Here's the problem, however...
It's fine if I'm just typing something out and I want it to display as underlined. That works fine.
The problem I have is that if, for example, I want a user to enter formatting information and I want to store it to a settings file and then recover it later, it won't work regardless if I use INI or TXT. I know TXT doesn't support control codes, but you can use $replace to change them to something else and then change them back when you load them back into the script later.
What happens is that the script says that the invisible ctrl-u character isn't ctrl-u anymore. It treats it as a space or something else. Therefore, if I am using the Japanese code pages, I cannot write a script that uses Ctrl-U in it if I want it to save the ctrl-u to a file and then load it back again. If the script was written by someone else, it works fine, even if I can't see the ctrl-u... it's something with how the code page affects how I enter a ctrl-u. mIRC accepts it fine on the command line or even on a simple /msg command in a script, but not when you're saving settings and reloading them. And, as I said, this doesn't work even if you're changing the ctrl-u to another character and saving that, then changing it back to ctrl-u afterwards. It just doesn't work.
The only way I can avoid that problem is to tell users to use another ctrl-code combination (I've had them use Ctrl-R) for underlining.

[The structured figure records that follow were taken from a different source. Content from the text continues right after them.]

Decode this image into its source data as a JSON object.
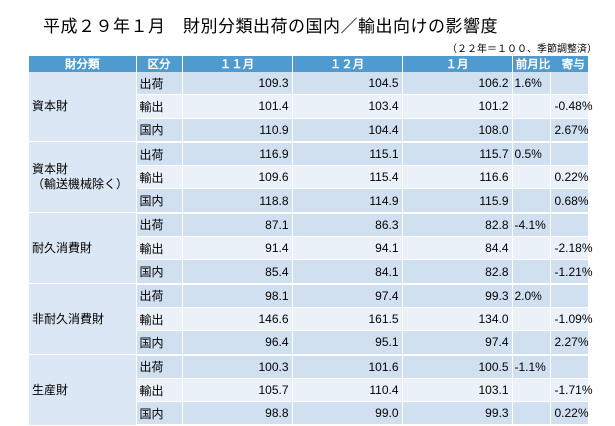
{
  "title": "平成２９年１月　財別分類出荷の国内／輸出向けの影響度",
  "note": "（２２年＝１００、季節調整済）",
  "headers": {
    "category": "財分類",
    "class": "区分",
    "nov": "１１月",
    "dec": "１２月",
    "jan": "１月",
    "change": "前月比　寄与"
  },
  "groups": [
    {
      "name": "資本財",
      "name2": "",
      "rows": [
        {
          "label": "出荷",
          "nov": "109.3",
          "dec": "104.5",
          "jan": "106.2",
          "ratio": "1.6%",
          "contrib": ""
        },
        {
          "label": "輸出",
          "nov": "101.4",
          "dec": "103.4",
          "jan": "101.2",
          "ratio": "",
          "contrib": "-0.48%"
        },
        {
          "label": "国内",
          "nov": "110.9",
          "dec": "104.4",
          "jan": "108.0",
          "ratio": "",
          "contrib": "2.67%"
        }
      ]
    },
    {
      "name": "資本財",
      "name2": "（輸送機械除く）",
      "rows": [
        {
          "label": "出荷",
          "nov": "116.9",
          "dec": "115.1",
          "jan": "115.7",
          "ratio": "0.5%",
          "contrib": ""
        },
        {
          "label": "輸出",
          "nov": "109.6",
          "dec": "115.4",
          "jan": "116.6",
          "ratio": "",
          "contrib": "0.22%"
        },
        {
          "label": "国内",
          "nov": "118.8",
          "dec": "114.9",
          "jan": "115.9",
          "ratio": "",
          "contrib": "0.68%"
        }
      ]
    },
    {
      "name": "耐久消費財",
      "name2": "",
      "rows": [
        {
          "label": "出荷",
          "nov": "87.1",
          "dec": "86.3",
          "jan": "82.8",
          "ratio": "-4.1%",
          "contrib": ""
        },
        {
          "label": "輸出",
          "nov": "91.4",
          "dec": "94.1",
          "jan": "84.4",
          "ratio": "",
          "contrib": "-2.18%"
        },
        {
          "label": "国内",
          "nov": "85.4",
          "dec": "84.1",
          "jan": "82.8",
          "ratio": "",
          "contrib": "-1.21%"
        }
      ]
    },
    {
      "name": "非耐久消費財",
      "name2": "",
      "rows": [
        {
          "label": "出荷",
          "nov": "98.1",
          "dec": "97.4",
          "jan": "99.3",
          "ratio": "2.0%",
          "contrib": ""
        },
        {
          "label": "輸出",
          "nov": "146.6",
          "dec": "161.5",
          "jan": "134.0",
          "ratio": "",
          "contrib": "-1.09%"
        },
        {
          "label": "国内",
          "nov": "96.4",
          "dec": "95.1",
          "jan": "97.4",
          "ratio": "",
          "contrib": "2.27%"
        }
      ]
    },
    {
      "name": "生産財",
      "name2": "",
      "rows": [
        {
          "label": "出荷",
          "nov": "100.3",
          "dec": "101.6",
          "jan": "100.5",
          "ratio": "-1.1%",
          "contrib": ""
        },
        {
          "label": "輸出",
          "nov": "105.7",
          "dec": "110.4",
          "jan": "103.1",
          "ratio": "",
          "contrib": "-1.71%"
        },
        {
          "label": "国内",
          "nov": "98.8",
          "dec": "99.0",
          "jan": "99.3",
          "ratio": "",
          "contrib": "0.22%"
        }
      ]
    }
  ]
}
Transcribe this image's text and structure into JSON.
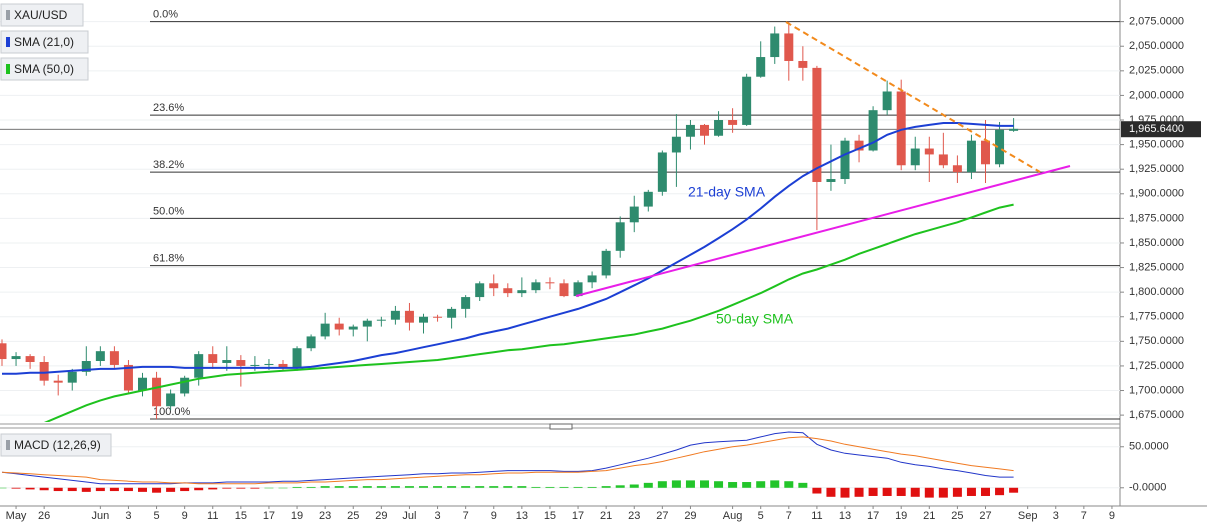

I can then replace the ctrl-R with ctrl-U when loading settings and that works fine. Don't ask me why one method works and the other doesn't... it's something to do with the character being used... I think it treats it as a $null or something at times... not really sure. Anyhow, telling people to use another ctrl-code combination instead of ctrl-u for underlining is rather troublesome for them.
AFAIK, the only ctrl-code that this affects is ctrl-u. Therefore, I would really like to see an alternate character that can be used for ctrl-u that works like I mentioned above (where it's accepted for everyone, right alongside the current character). See above for how I mentioned it working.